The above blocks save a looot of redundancy while taking into account the input and output, so we can now directly go to the architecture. There is nothing special here except the way the number of channels increase from 3 to 4096. The last few layers are linear which we are using for classification. Of course softmax is also needed. The ... is the splat operator. Yes its called that xD All it does is unrolls a structure like our tuple here.

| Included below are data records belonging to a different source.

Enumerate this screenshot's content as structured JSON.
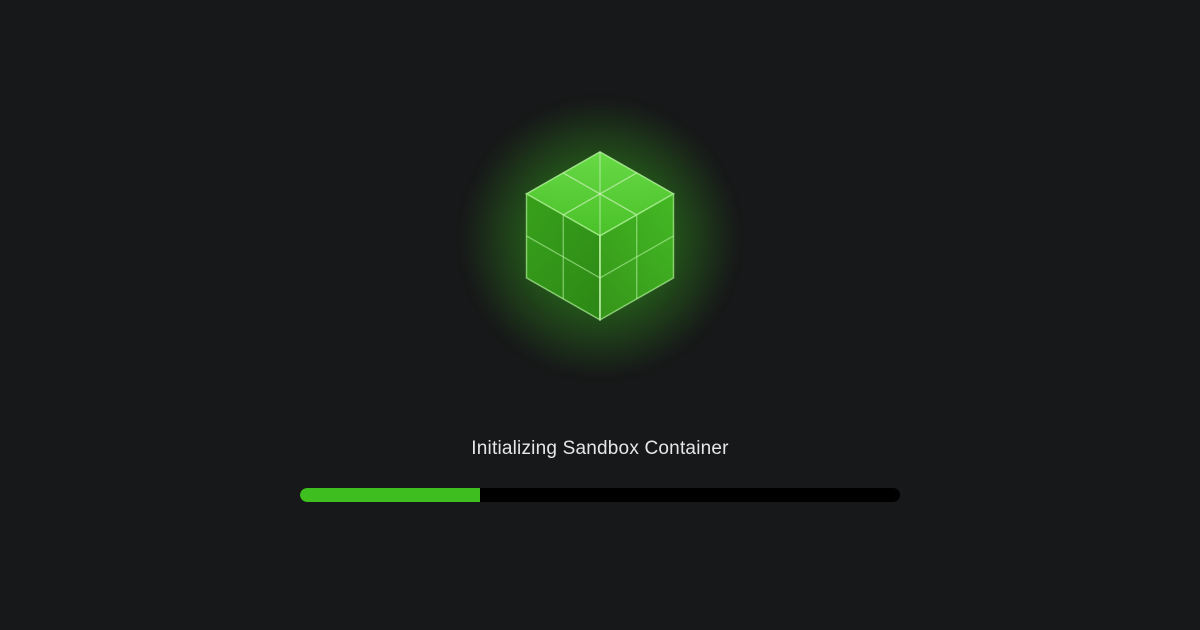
{
  "status_text": "Initializing Sandbox Container",
  "progress_percent": 30,
  "colors": {
    "accent": "#3fbf1f",
    "background": "#171819",
    "track": "#000000",
    "text": "#e6e6e6"
  }
}
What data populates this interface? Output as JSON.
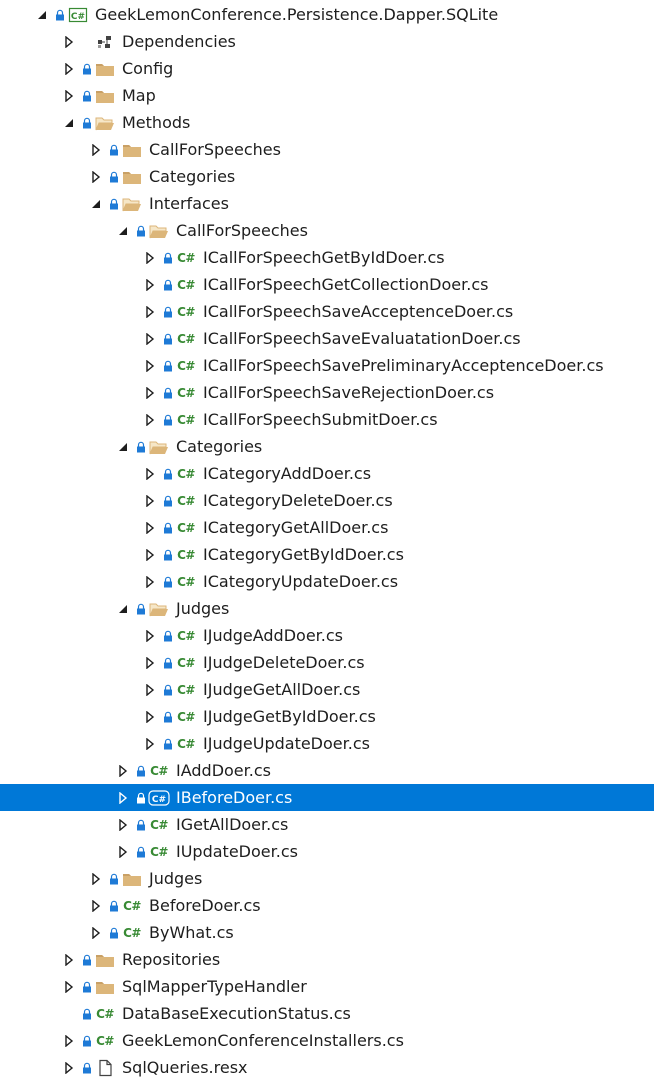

We finally pop these into the GPU.

### VGG16

vgg16(initial_channels, num_classes) = Chain(
double_conv(initial_channels, 64)...,
double_conv(64,128)...,
conv_block(128, 256)...,
double_conv(256, 256)...,
conv_block(256, 512)...,
double_conv(512, 512)...,
conv_block(512, 512)...,
double_conv(512, 512)...,
x -> reshape(x, :, size(x, 4)),
Dense(512, 4096, relu),
Dropout(0.5),
Dense(4096, 4096, relu),
Dropout(0.5),
Dense(4096, num_classes),
softmax
) |> gpu



### VGG19

vgg19(initial_channels, num_classes) = Chain(
double_conv(initial_channels, 64)...,
double_conv(64, 128)...,
conv_block(128,256),
triple_conv(256,256)...,
conv_block(256,512),
triple_conv(512,512)...,
conv_block(512,512),
triple_conv(512,512)...,
x -> reshape(x, :, size(x, 4)),
Dense(512, 4096, relu),
Dropout(0.5),
Dense(4096, 4096, relu),
Dropout(0.5),
Dense(4096, num_classes),
softmax) |> gpu



Yes. That's it. Of course, please dont be fooled by the size. We have hidden away the layers in the functions we defined before. But it is that simple to define these things.

Now let us initialize our model.

m = vgg19(3, 10)
# OR
m = vgg16(3, 10)



Let us use cross entropy loss. And we will also define an accuracy function which is basically a sum of the number of labels that match from our test set on which we predict using our model.

loss(x, y) = crossentropy(m(x), y)

accuracy(x, y) = mean(onecold(m(x)) .== onecold(y))


Now that we have that, we can define the number of epochs(10), the optimizer (Adam) and finally run our models.

evalcb = throttle(() -> @show(accuracy(valX, valY)), 10)